Key take-aways for Covered Entities regarding TPSPs

The policies required under § 500.11 must reference specific controls drawn from other sections of Part 500 Notably § 500.7 (access privilege management), § 500.12 (MFA), § 500.15 (encryption). 

  1. Your TPSP policy must cover the entire lifecycle of the TPSP relationship: from selection (due diligence) through contract, oversight, termination and remediation.
  2. The policy must tie to risk: you must classify TPSPs by risk, adopt minimum practices for higher-risk providers, and reassess periodically.
  3. Contracts with TPSPs should reference the policy and include explicit terms for access, encryption, incident notification, representations and other controls.
  4. The regulator may inspect how you execute your policy: how you evaluate TPSPs, monitor them, and respond to TPSP events.
  5. Even though § 500.11 doesn’t list every possible contractual term (such as data location, subcontractors, exit obligations), you should include them as part of a robust due diligence/contracting/oversight framework, because they support the intent of § 500.11 and will help show compliance.

Terminating a third party service provider best practices:

When the relationship with a TPSP ends, risk does not end there.

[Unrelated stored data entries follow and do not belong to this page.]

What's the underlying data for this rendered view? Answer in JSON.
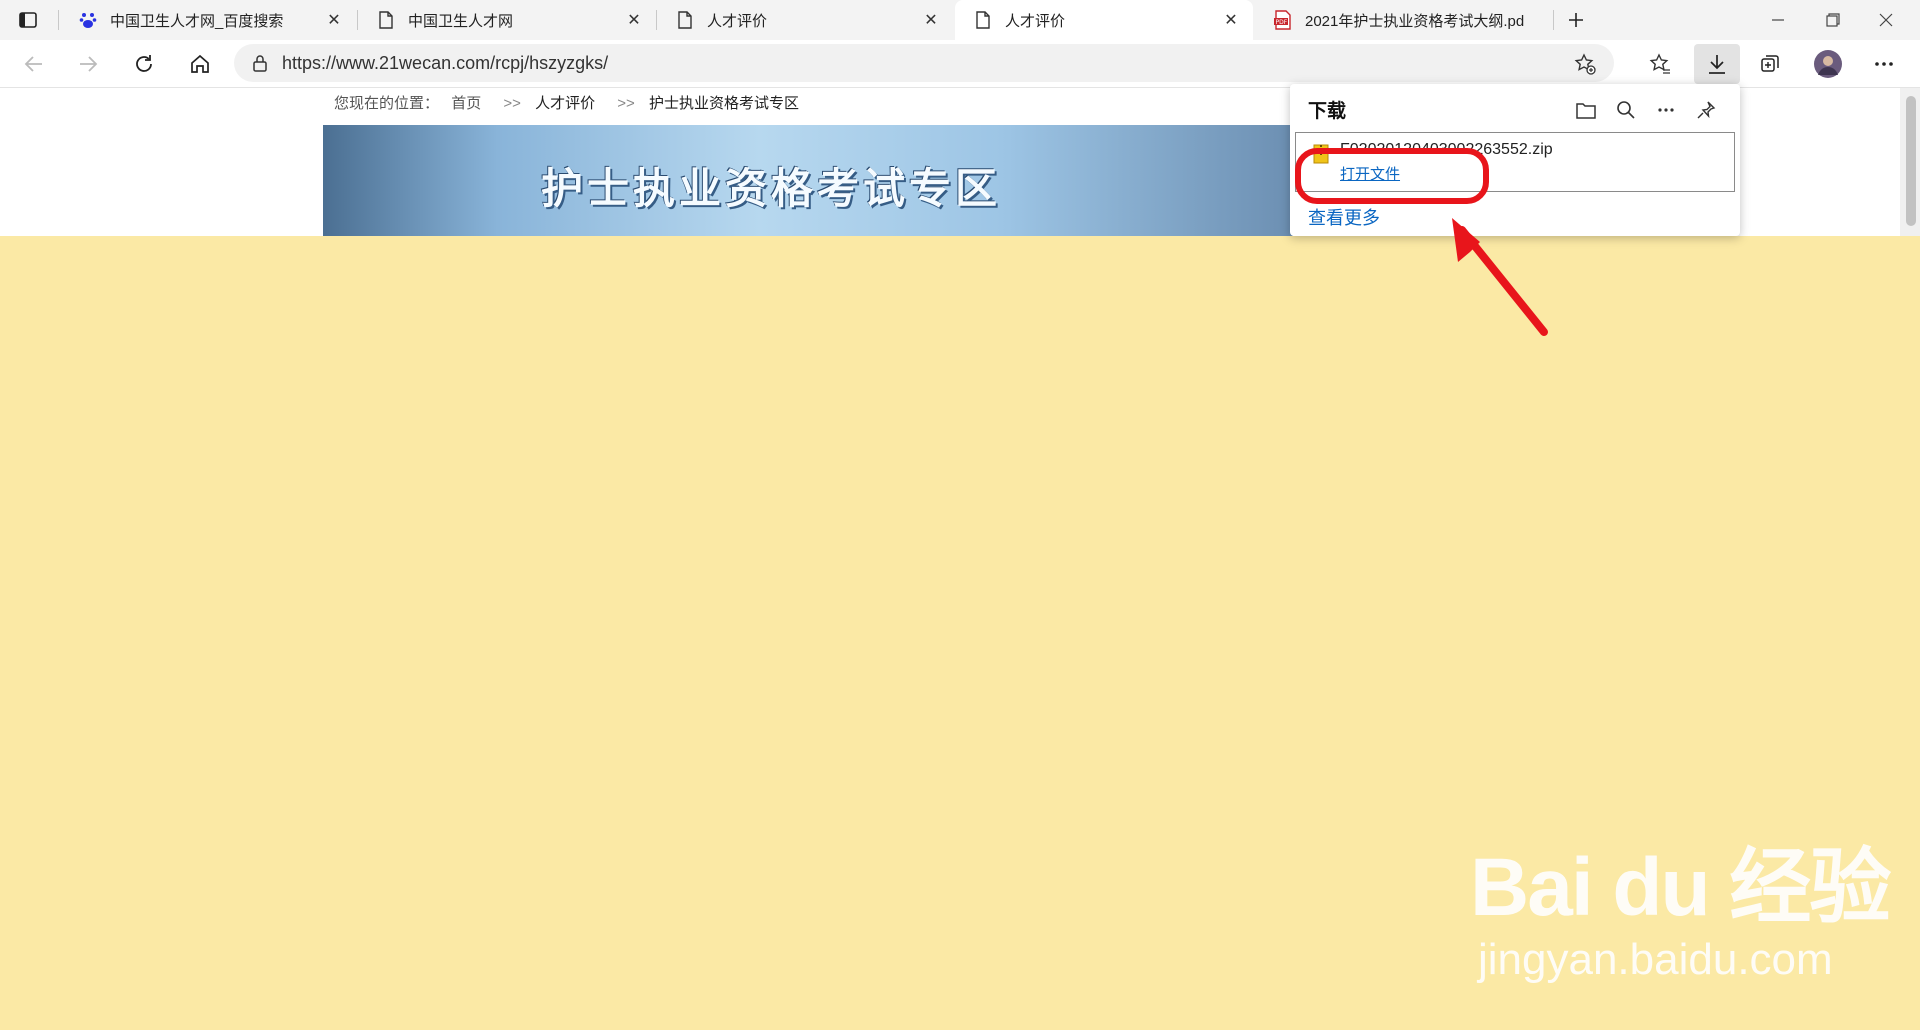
{
  "tabs": [
    {
      "title": "中国卫生人才网_百度搜索",
      "icon": "baidu-paw-icon",
      "active": false
    },
    {
      "title": "中国卫生人才网",
      "icon": "page-icon",
      "active": false
    },
    {
      "title": "人才评价",
      "icon": "page-icon",
      "active": false
    },
    {
      "title": "人才评价",
      "icon": "page-icon",
      "active": true
    },
    {
      "title": "2021年护士执业资格考试大纲.pd",
      "icon": "pdf-icon",
      "active": false
    }
  ],
  "address_bar": {
    "url": "https://www.21wecan.com/rcpj/hszyzgks/"
  },
  "page": {
    "breadcrumb": {
      "prefix": "您现在的位置：",
      "home": "首页",
      "sep": ">>",
      "level1": "人才评价",
      "level2": "护士执业资格考试专区"
    },
    "banner_title": "护士执业资格考试专区"
  },
  "downloads": {
    "title": "下载",
    "file_name": "F02020120403002263552.zip",
    "open_file": "打开文件",
    "see_more": "查看更多"
  },
  "colors": {
    "annotation": "#e8151b",
    "link": "#0a66c2",
    "background": "#fbe9a5"
  },
  "watermark": {
    "brand": "Bai du 经验",
    "url": "jingyan.baidu.com"
  }
}
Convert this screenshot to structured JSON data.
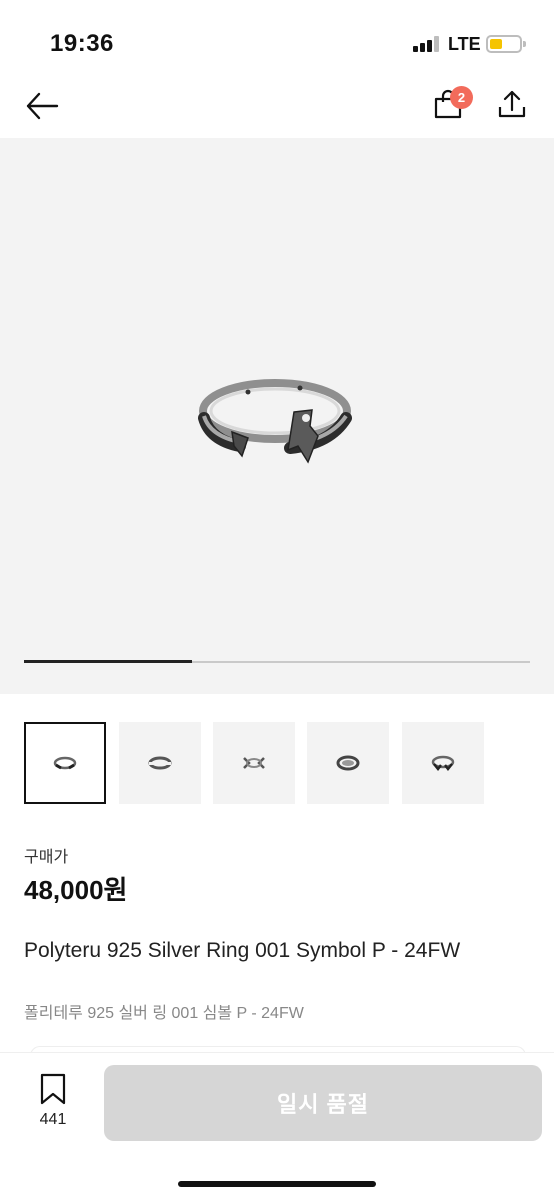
{
  "status": {
    "time": "19:36",
    "network": "LTE",
    "battery_color": "#f5c400"
  },
  "nav": {
    "back_icon": "arrow-left-icon",
    "cart_icon": "shopping-bag-icon",
    "cart_count": "2",
    "share_icon": "share-upload-icon",
    "badge_color": "#f26b5b"
  },
  "gallery": {
    "image_count": 5,
    "current_index": 1,
    "progress_fraction": 0.333,
    "thumbnails": [
      "ring-front",
      "ring-side",
      "ring-top",
      "ring-flat",
      "ring-angle"
    ]
  },
  "product": {
    "price_label": "구매가",
    "price": "48,000원",
    "title_en": "Polyteru 925 Silver Ring 001 Symbol P - 24FW",
    "title_ko": "폴리테루 925 실버 링 001 심볼 P - 24FW"
  },
  "bottom_bar": {
    "bookmark_icon": "bookmark-icon",
    "bookmark_count": "441",
    "action_label": "일시 품절",
    "action_color": "#d6d6d6"
  }
}
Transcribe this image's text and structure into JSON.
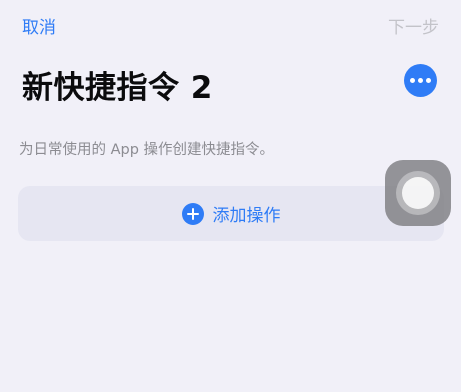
{
  "nav": {
    "cancel_label": "取消",
    "next_label": "下一步"
  },
  "shortcut": {
    "title": "新快捷指令 2",
    "description": "为日常使用的 App 操作创建快捷指令。"
  },
  "actions": {
    "add_label": "添加操作"
  },
  "colors": {
    "accent": "#2f7cf6",
    "background": "#f1f0f8",
    "disabled_text": "#c3c3c9",
    "secondary_text": "#8c8c92"
  },
  "icons": {
    "more": "ellipsis-circle",
    "add": "plus-circle",
    "assistive_touch": "assistive-touch"
  }
}
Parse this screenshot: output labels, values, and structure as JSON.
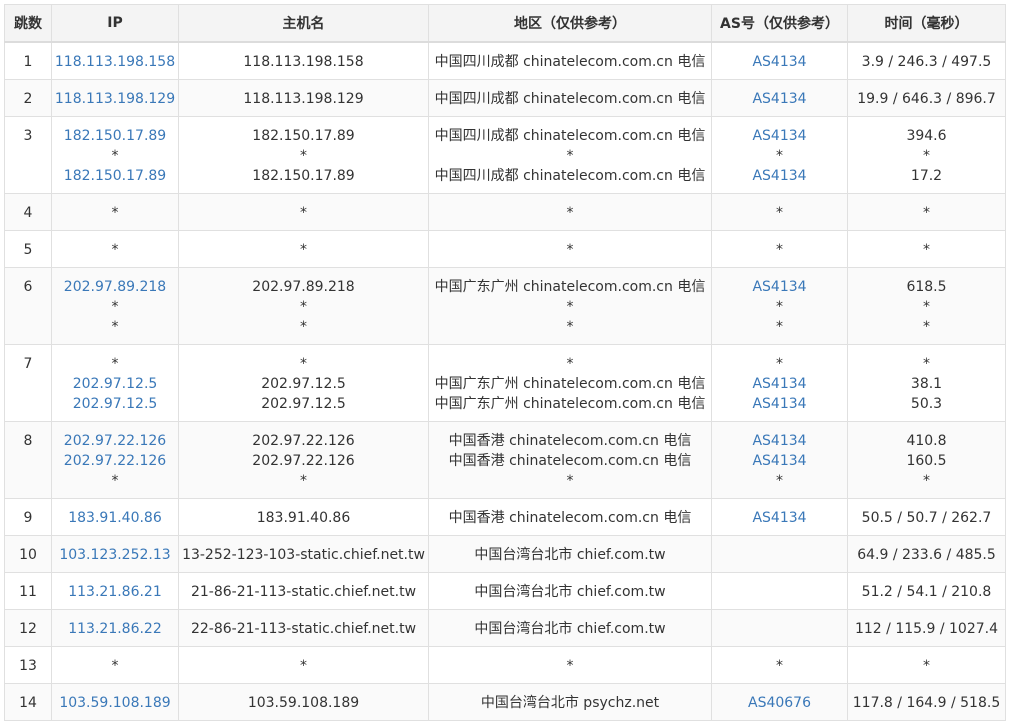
{
  "header": [
    "跳数",
    "IP",
    "主机名",
    "地区（仅供参考）",
    "AS号（仅供参考）",
    "时间（毫秒）"
  ],
  "rows": [
    {
      "hop": "1",
      "ip": [
        "118.113.198.158"
      ],
      "host": [
        "118.113.198.158"
      ],
      "region": [
        "中国四川成都 chinatelecom.com.cn 电信"
      ],
      "asn": [
        "AS4134"
      ],
      "time": [
        "3.9 / 246.3 / 497.5"
      ]
    },
    {
      "hop": "2",
      "ip": [
        "118.113.198.129"
      ],
      "host": [
        "118.113.198.129"
      ],
      "region": [
        "中国四川成都 chinatelecom.com.cn 电信"
      ],
      "asn": [
        "AS4134"
      ],
      "time": [
        "19.9 / 646.3 / 896.7"
      ]
    },
    {
      "hop": "3",
      "ip": [
        "182.150.17.89",
        "*",
        "182.150.17.89"
      ],
      "host": [
        "182.150.17.89",
        "*",
        "182.150.17.89"
      ],
      "region": [
        "中国四川成都 chinatelecom.com.cn 电信",
        "*",
        "中国四川成都 chinatelecom.com.cn 电信"
      ],
      "asn": [
        "AS4134",
        "*",
        "AS4134"
      ],
      "time": [
        "394.6",
        "*",
        "17.2"
      ]
    },
    {
      "hop": "4",
      "ip": [
        "*"
      ],
      "host": [
        "*"
      ],
      "region": [
        "*"
      ],
      "asn": [
        "*"
      ],
      "time": [
        "*"
      ]
    },
    {
      "hop": "5",
      "ip": [
        "*"
      ],
      "host": [
        "*"
      ],
      "region": [
        "*"
      ],
      "asn": [
        "*"
      ],
      "time": [
        "*"
      ]
    },
    {
      "hop": "6",
      "ip": [
        "202.97.89.218",
        "*",
        "*"
      ],
      "host": [
        "202.97.89.218",
        "*",
        "*"
      ],
      "region": [
        "中国广东广州 chinatelecom.com.cn 电信",
        "*",
        "*"
      ],
      "asn": [
        "AS4134",
        "*",
        "*"
      ],
      "time": [
        "618.5",
        "*",
        "*"
      ]
    },
    {
      "hop": "7",
      "ip": [
        "*",
        "202.97.12.5",
        "202.97.12.5"
      ],
      "host": [
        "*",
        "202.97.12.5",
        "202.97.12.5"
      ],
      "region": [
        "*",
        "中国广东广州 chinatelecom.com.cn 电信",
        "中国广东广州 chinatelecom.com.cn 电信"
      ],
      "asn": [
        "*",
        "AS4134",
        "AS4134"
      ],
      "time": [
        "*",
        "38.1",
        "50.3"
      ]
    },
    {
      "hop": "8",
      "ip": [
        "202.97.22.126",
        "202.97.22.126",
        "*"
      ],
      "host": [
        "202.97.22.126",
        "202.97.22.126",
        "*"
      ],
      "region": [
        "中国香港 chinatelecom.com.cn 电信",
        "中国香港 chinatelecom.com.cn 电信",
        "*"
      ],
      "asn": [
        "AS4134",
        "AS4134",
        "*"
      ],
      "time": [
        "410.8",
        "160.5",
        "*"
      ]
    },
    {
      "hop": "9",
      "ip": [
        "183.91.40.86"
      ],
      "host": [
        "183.91.40.86"
      ],
      "region": [
        "中国香港 chinatelecom.com.cn 电信"
      ],
      "asn": [
        "AS4134"
      ],
      "time": [
        "50.5 / 50.7 / 262.7"
      ]
    },
    {
      "hop": "10",
      "ip": [
        "103.123.252.13"
      ],
      "host": [
        "13-252-123-103-static.chief.net.tw"
      ],
      "region": [
        "中国台湾台北市 chief.com.tw"
      ],
      "asn": [
        ""
      ],
      "time": [
        "64.9 / 233.6 / 485.5"
      ]
    },
    {
      "hop": "11",
      "ip": [
        "113.21.86.21"
      ],
      "host": [
        "21-86-21-113-static.chief.net.tw"
      ],
      "region": [
        "中国台湾台北市 chief.com.tw"
      ],
      "asn": [
        ""
      ],
      "time": [
        "51.2 / 54.1 / 210.8"
      ]
    },
    {
      "hop": "12",
      "ip": [
        "113.21.86.22"
      ],
      "host": [
        "22-86-21-113-static.chief.net.tw"
      ],
      "region": [
        "中国台湾台北市 chief.com.tw"
      ],
      "asn": [
        ""
      ],
      "time": [
        "112 / 115.9 / 1027.4"
      ]
    },
    {
      "hop": "13",
      "ip": [
        "*"
      ],
      "host": [
        "*"
      ],
      "region": [
        "*"
      ],
      "asn": [
        "*"
      ],
      "time": [
        "*"
      ]
    },
    {
      "hop": "14",
      "ip": [
        "103.59.108.189"
      ],
      "host": [
        "103.59.108.189"
      ],
      "region": [
        "中国台湾台北市 psychz.net"
      ],
      "asn": [
        "AS40676"
      ],
      "time": [
        "117.8 / 164.9 / 518.5"
      ]
    }
  ],
  "colors": {
    "link": "#3a78b8",
    "text": "#333333",
    "header_bg": "#f4f4f4",
    "border": "#e0e0e0"
  }
}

Proper off-boarding is crucial to avoid residual access or data exposure. Best practices outlined by the latest guidance included:

  1. Revoking federation such as OAuth Tokens, SSO, APIs
  2. A transition plan should be developed with timelines, new roles and responsibilities, offboarding obligations, and data destruction or return processes. 
  3. A risk review should be conducted following the termination of a TPSP that is documented, contains audit logs, and lessons learned.
  4. Unmonitored access points should be reviewed and revoked (VPN access, Partner Agreements, MFA accounts)
  5. Timely deactivation of service accounts and shared resources.
  6. Backups or snapshots retained by TPSP’s should be destroyed from TPSP’s systems.

Technical Information

TLDR; Due to an increased reliance on TPSP's, additional monitoring and a heightened level of due diligence must be conducted when selecting, utilizing, and eventually terminating a TPSP.

Additional Information

Regulatory Location

New York, USA

NYSDFS CRR Part 500

23 CRR-NY 500.11
23 CRR-NY 500.12
23 CRR-NY 500.7
23 CRR-NY 500.15

Glossary

Covered Entities

"§ 500.1(e) as “any person operating under or required to operate under a license, registration, charter, certificate, permit, accreditation or similar authorization under the Banking Law, the Insurance Law or the Financial Services Law, regardless of whether the covered entity is also regulated by other government agencies.”

Third Party Service Provider (TPSP)

"§ 500.1(s) as “a person that: (1) is not an affiliate of the covered entity; (2) is not a governmental entity; (3) provides services to the covered entity; and (4) maintains, processes or otherwise is permitted access to nonpublic information through its provision of services to the covered entity.”

Frameworks

NIST Framework

CFR 208 D-2

As your reliance on TPSPs grows, the importance of rigorous vendor-risk governance, first-class contracting, continuous monitoring and disciplined off-boarding cannot be overstated.